San Francisco, Calif., Nov 13, 2018 / 03:11 pm (CNA/EWTN News).- Eight days after the feast of All Saints, Archbishop Salvatore Cordileone of San Francisco said a Mass of the Dead for the homeless of the city, emphasizing the importance of remembering and praying for the deceased homeless.
“One of the greatest acts of charity we can perform is to pray for the eternal salvation of those who have gone before. That is what we are doing,” said Martin Ford, social action coordinator of the Archdiocese of San Francisco’s Office of Human Life and Dignity.
The Nov. 8 Mass was said at St. Patrick’s parish in San Francisco. The collection taken during Mass was used to support the homeless ministry of Catholic Charities San Francisco.
According to the San Francisco Homeless Count and Survey 2017, there are more than 2,100 chronically homeless in this city. It is difficult to track the exact numbers of homeless deaths in the city, but the survey said mortality rates is four to nine times higher for those who are continuously homeless.
In his homily, Archbishop Cordileone connected the coming of winter and the passing of life. He spoke on the Second Letter of St. Paul to the Corinthians, noting its theme on the briefness of life and the journey to eternal life.
“There is a sense of things coming to an end and a passing into silence – the silence of winter – which reminds me of the silence of death. It’s a reminder to us of the end of life and how fleeting our life is in this world,” he said.
“This is what St. Paul is speaking about in this passage from his second letter to the Corinthians when he is comparing the body to a tent… This is a disturbingly accurate description of those who die in the streets; most of them don’t even have a literal tent.”
He recalled the nomadic lifestyle of the Israelites following the exodus. He said that similarly, the people of God are on a journey, which should be lived with charity.
“As long as we are in this world we are a people along a pilgrimage – a movement towards a goal that is eternity, our only true home. And, therefore, we must always keep our vision fixed on that ultimate destination that God created us for,” he said.
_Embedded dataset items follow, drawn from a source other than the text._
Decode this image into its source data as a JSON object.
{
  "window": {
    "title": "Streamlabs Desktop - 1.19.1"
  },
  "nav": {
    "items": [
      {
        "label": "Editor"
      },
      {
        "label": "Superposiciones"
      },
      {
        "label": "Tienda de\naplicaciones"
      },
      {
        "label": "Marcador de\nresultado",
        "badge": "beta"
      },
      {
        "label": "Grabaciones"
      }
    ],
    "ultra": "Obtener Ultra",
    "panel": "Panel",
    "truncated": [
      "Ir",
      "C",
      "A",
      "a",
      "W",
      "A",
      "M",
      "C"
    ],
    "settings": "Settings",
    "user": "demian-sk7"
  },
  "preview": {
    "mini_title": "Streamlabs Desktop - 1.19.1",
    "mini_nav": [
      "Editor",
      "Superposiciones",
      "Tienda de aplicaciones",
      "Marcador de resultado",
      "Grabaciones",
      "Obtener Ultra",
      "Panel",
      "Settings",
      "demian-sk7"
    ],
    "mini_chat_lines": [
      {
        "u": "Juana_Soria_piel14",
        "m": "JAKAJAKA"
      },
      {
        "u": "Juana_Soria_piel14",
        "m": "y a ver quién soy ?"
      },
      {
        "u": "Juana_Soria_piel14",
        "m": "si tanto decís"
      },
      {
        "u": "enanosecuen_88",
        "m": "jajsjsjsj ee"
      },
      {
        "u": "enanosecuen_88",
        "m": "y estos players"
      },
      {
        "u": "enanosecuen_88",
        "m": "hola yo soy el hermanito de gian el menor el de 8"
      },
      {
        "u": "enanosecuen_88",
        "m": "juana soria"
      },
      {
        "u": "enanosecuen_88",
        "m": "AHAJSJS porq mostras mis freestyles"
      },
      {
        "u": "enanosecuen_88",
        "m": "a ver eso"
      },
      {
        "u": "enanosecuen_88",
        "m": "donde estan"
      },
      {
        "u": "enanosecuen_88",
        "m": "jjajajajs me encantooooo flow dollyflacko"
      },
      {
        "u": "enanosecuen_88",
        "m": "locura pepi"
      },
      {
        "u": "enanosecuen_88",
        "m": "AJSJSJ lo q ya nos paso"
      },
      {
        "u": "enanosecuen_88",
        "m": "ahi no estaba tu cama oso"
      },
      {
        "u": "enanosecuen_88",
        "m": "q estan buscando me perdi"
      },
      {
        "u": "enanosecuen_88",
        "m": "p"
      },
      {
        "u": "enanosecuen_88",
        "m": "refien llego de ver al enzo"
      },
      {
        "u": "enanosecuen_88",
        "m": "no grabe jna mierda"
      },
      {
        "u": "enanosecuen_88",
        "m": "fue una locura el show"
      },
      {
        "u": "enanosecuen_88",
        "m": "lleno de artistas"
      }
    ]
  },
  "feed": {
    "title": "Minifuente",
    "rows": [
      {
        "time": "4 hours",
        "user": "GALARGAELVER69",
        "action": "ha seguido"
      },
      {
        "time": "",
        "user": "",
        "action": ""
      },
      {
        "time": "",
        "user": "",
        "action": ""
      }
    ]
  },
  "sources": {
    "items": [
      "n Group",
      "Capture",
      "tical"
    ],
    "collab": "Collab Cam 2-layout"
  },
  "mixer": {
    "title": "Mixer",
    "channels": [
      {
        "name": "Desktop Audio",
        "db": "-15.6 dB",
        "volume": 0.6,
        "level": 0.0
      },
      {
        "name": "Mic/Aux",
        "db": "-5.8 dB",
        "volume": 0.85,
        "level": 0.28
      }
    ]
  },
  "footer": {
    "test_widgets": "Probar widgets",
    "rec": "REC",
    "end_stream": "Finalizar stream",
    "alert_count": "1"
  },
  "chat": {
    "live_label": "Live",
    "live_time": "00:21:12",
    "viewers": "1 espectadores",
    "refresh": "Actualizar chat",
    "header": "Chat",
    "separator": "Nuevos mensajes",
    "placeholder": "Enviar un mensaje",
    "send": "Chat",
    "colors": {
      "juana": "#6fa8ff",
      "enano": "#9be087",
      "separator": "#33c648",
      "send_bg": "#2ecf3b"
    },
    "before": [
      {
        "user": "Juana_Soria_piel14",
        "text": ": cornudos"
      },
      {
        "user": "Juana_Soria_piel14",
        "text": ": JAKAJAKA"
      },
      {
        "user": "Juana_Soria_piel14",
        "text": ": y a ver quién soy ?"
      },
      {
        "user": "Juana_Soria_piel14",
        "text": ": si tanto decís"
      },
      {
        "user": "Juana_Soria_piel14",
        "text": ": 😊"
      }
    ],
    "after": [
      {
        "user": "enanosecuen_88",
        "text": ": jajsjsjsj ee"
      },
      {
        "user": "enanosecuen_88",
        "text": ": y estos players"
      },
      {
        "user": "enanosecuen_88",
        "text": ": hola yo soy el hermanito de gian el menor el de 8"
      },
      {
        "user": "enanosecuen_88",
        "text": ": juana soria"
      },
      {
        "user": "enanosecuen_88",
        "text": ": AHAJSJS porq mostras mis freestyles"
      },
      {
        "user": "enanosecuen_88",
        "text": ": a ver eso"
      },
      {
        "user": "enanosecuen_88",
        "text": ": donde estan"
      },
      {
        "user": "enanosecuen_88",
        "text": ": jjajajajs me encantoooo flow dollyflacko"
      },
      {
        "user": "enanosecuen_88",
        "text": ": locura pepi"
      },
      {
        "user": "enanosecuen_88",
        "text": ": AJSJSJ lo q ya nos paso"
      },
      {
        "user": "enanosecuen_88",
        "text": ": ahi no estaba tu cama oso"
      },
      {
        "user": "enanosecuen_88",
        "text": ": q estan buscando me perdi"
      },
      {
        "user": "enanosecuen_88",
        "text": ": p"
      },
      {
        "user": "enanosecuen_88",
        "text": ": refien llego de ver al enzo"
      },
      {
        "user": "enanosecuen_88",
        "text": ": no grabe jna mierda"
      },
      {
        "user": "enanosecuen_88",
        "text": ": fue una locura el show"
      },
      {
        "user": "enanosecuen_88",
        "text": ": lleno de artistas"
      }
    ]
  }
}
“How do we do that? [St. Paul] says, ‘for we must always appear before the judgement seat of Christ so that each one may receive recompense according to what he did in the body, whether good or evil.’”
Archbishop Cordileone discussed Matthew 25’s portrayal of the last judgement, saying, “This is where the corporal works of mercy come from, and it is certainly a reminder of our call to put these works of mercy into concrete action.”
The homeless also conduct works of mercy, he said, noting that if those with little may give charitably, then Christians who have more resources will be judged accordingly.
“We can think about how concrete acts of love and mercy are shown by our homeless brothers and sisters. They who have so much less than we have show mercy too. So we with so much more, how much more will we be held to a higher standard, when it comes to rendering an account to God for our lives in this world.”
He expressed hope that the Mass would assist the homeless “on their way to the eternal hope that is God’s kingdom of heaven” and would inspire the congregation to perform more acts of mercy.
“May this work of mercy please our Lord and may it inspire us to glorify God in our bodies through concrete acts of love and mercy, so that when it is our turn to make the passage of this life to the next and face our own final judgement, the great King of all the ages will give us a place with the sheep at his right hand.”